Highlights & Insights¶

"Spectral knowledge can be distilled once for permanent benefit": Treating multi-spectral data as a one-time training prior rather than an inference-time burden avoids band redundancy/misalignment while maintaining discriminative power. RGB-only inference outperforming multi-spectral models is a compelling, counter-intuitive result.
Frozen LLMs + Cacheable Embeddings: This trick provides longer token budgets and stronger semantics at almost zero additional training cost (~7 hours total). This paradigm can be applied to any contrastive learning task where the text tower is a bottleneck.
"Dual Frozen + Projector" design: Elegantly avoids the computational wall of fine-tuning LLMs or large ViTs by using DINOtxt-style descriptors and linear projections to bridge two high-capacity, disparate encoders.
The adaptation of DINO's self-distillation into a "fixed teacher, cross-modal, unidirectional" distillation is a reusable strategy for any scenario where a strong teacher exists in modality A but a cheaper student is needed for modality B.

Limitations & Future Work¶

Limitations: The current design is limited to optical imagery and does not yet cover SAR or thermal infrared.
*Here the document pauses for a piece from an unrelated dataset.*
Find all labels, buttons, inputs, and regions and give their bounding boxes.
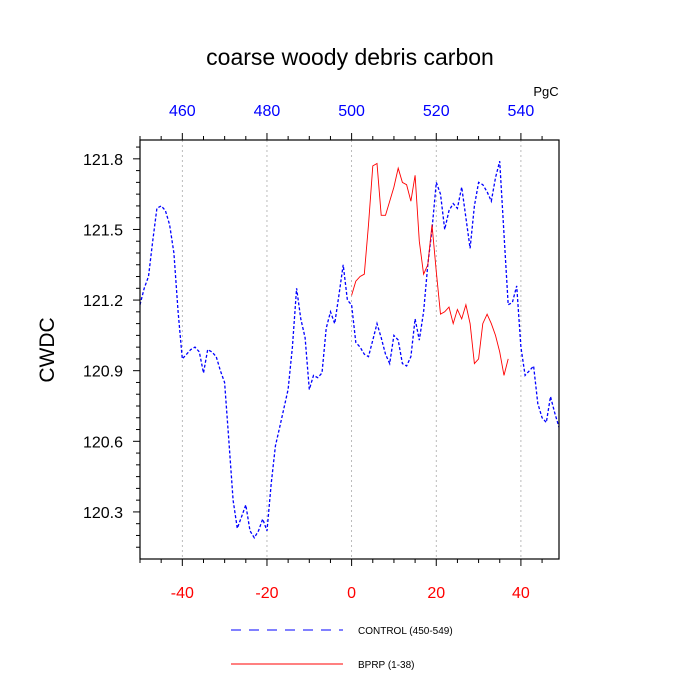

While text embeddings are cacheable, using an 8B-parameter LLM increases memory footprint compared to CLIP text towers.
Observations: In 100% supervised linear probing on BigEarthNet, SATtxt is "comparable" to MS models like Terramind (84.80 vs 84.68), suggesting spectral distillation's marginal gains narrow when data is abundant. Absolute scores on ForestNet remain low (17.61), indicating room for improvement on complex cross-sensor samples.
Future Directions: Expanding SRD to multi-teacher distillation (SAR + Infrared + Optical); exploring smaller LLM text towers or distilling LLM embeddings for efficiency; and adaptively generating instructions \(I\) for downstream tasks.

vs Llama3-MS-CLIP: While it uses rich captions, it requires MS inputs at inference and relies on the CLIP text framework. SATtxt distills spectral info into RGB and uses frozen LLMs directly, outperforming it (e.g., EuroSAT zero-shot 73.40 vs 67.86).
vs DOFA-CLIP: Uses wavelength-based patch embeddings for variable bands and freezes the text encoder, but MS gains are unstable. SATtxt uses distillation to circumvent band issues and uses LLMs to bolster semantic expressivity.
vs DINOv3txt / LiT: LiT freezes the image backbone and trains the text encoder. SATtxt freezes both ends and trains only projectors, outsourcing semantic power to off-the-shelf instruction-augmented LLMs with lower training costs.
vs MIM Foundation Models (SatMAE/SpectralGPT/Terramind): These learn spectral-spatial priors via reconstruction but are low-level and lack language semantics. SATtxt uses them as frozen teachers during distillation to inherit spectral priors and layer cross-modal semantics on top.

Rating¶

Novelty: ⭐⭐⭐⭐⭐ The combination of "one-time spectral distillation + frozen LLM text tower" is a clean and persuasive new paradigm for satellite VLFMs.
Experimental Thoroughness: ⭐⭐⭐⭐ Solid performance across four tasks and benchmarks with three-dimensional ablations (component/pooling/teacher), though more sensors (SAR/Thermal) would be ideal.
Writing Quality: ⭐⭐⭐⭐ Clear motivation, complete formulas, and well-aligned figures.
Value: ⭐⭐⭐⭐⭐ RGB-only inference and 7-hour training cost offer direct practical value for scalable Earth Observation deployment.